I think the main reason I don’t find myself in a relationship is I have my routines and to be frank, I’m not willing to give up those routines to bring someone new into my life. I admit, this is a selfish trait.
Even though I feel happy, I sometimes wonder if on some level, it’s kind of fucked up that I’m not willing to give up my “routines” in favor of a relationship. Because what are my routines really?
It’s, watching what I want on the TV, always having the best seat in the house to watch said TV, always eating what I want for dinner, taking naps when I want, quiet reading time when I want and if I want to get hammered on a Sunday afternoon while binge watching ST: DS9 in my PJs, well, all that’s okay too.

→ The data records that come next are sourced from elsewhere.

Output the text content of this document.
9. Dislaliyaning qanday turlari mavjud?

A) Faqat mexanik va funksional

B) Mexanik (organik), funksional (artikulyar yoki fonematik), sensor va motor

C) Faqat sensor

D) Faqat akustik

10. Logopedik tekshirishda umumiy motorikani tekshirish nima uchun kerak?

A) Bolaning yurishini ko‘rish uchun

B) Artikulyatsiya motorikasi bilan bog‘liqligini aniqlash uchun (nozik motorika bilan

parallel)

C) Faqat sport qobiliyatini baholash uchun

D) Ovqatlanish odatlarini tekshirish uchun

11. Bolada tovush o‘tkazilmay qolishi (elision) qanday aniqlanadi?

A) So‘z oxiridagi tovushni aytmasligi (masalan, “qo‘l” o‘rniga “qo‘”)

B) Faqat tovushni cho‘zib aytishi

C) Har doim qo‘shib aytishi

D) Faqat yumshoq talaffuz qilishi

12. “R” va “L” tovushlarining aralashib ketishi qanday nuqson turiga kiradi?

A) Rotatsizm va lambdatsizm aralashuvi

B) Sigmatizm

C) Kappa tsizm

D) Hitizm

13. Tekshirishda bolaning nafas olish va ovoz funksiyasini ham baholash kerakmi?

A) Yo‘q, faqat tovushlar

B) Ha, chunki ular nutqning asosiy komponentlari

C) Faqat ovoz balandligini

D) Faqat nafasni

There’s a small part of me that thinks these are all superficial things and I sometimes wonder if I’m missing out on the human experience.
I’m going to try to not ramble. I’ve been on both sides of the fence, so here’s what I’ve observed:
Being married to someone who is very compatible with you is an amazing experience. The longer you’re together the better it gets. You give up a measure of raw freedom but get a loving companion that you can share interests with. You can share minor burdens that eat up a lot of spare time – stopping by places after/during work to do paperwork and other bureaucratic nonsense, cooking/cleaning/maintenance, etc. While I was married my creativity level was far lower than other points in my life – it was more important to spend time with my wife than it was to create. I had creative hobbies but seldom bothered to immerse myself in them for long.
In short, it was like being comfortably numb. Happy, but just kinda… there.
Being single gives you an unparalleled level of freedom. Any random indulgence that strikes your mind can be accommodated. Any schedule or hobby you wish to entertain is up for grabs. As I explain to my friends: “You have no idea how fulfilling it is to have no one to say ‘no’ in my life.” My creativity level is borderline maddening; I have so much stuff going on I can’t get it all out fast enough. I truly believe I could spend all day writing, painting, and programming and not exhaust my creative energy.
I feel more stressed and anxious being single, and lose a lot of time to chores that I might have delegated to my wife in years past, but it feels like I’m burning from the inside out: I’ve never had so much creativity and time to put it to good use. Plus, the whole damn house is mine… that’s awesome.
I can’t in good conscience give you a definitive answer, but if you do find someone ‘just right’ for you it’s worth taking on. For all the things and freedom I have now, I’d commit unspeakable atrocities to get my wife back, but the universe doesn’t work that way. Gone is gone, and she’s damn well gone.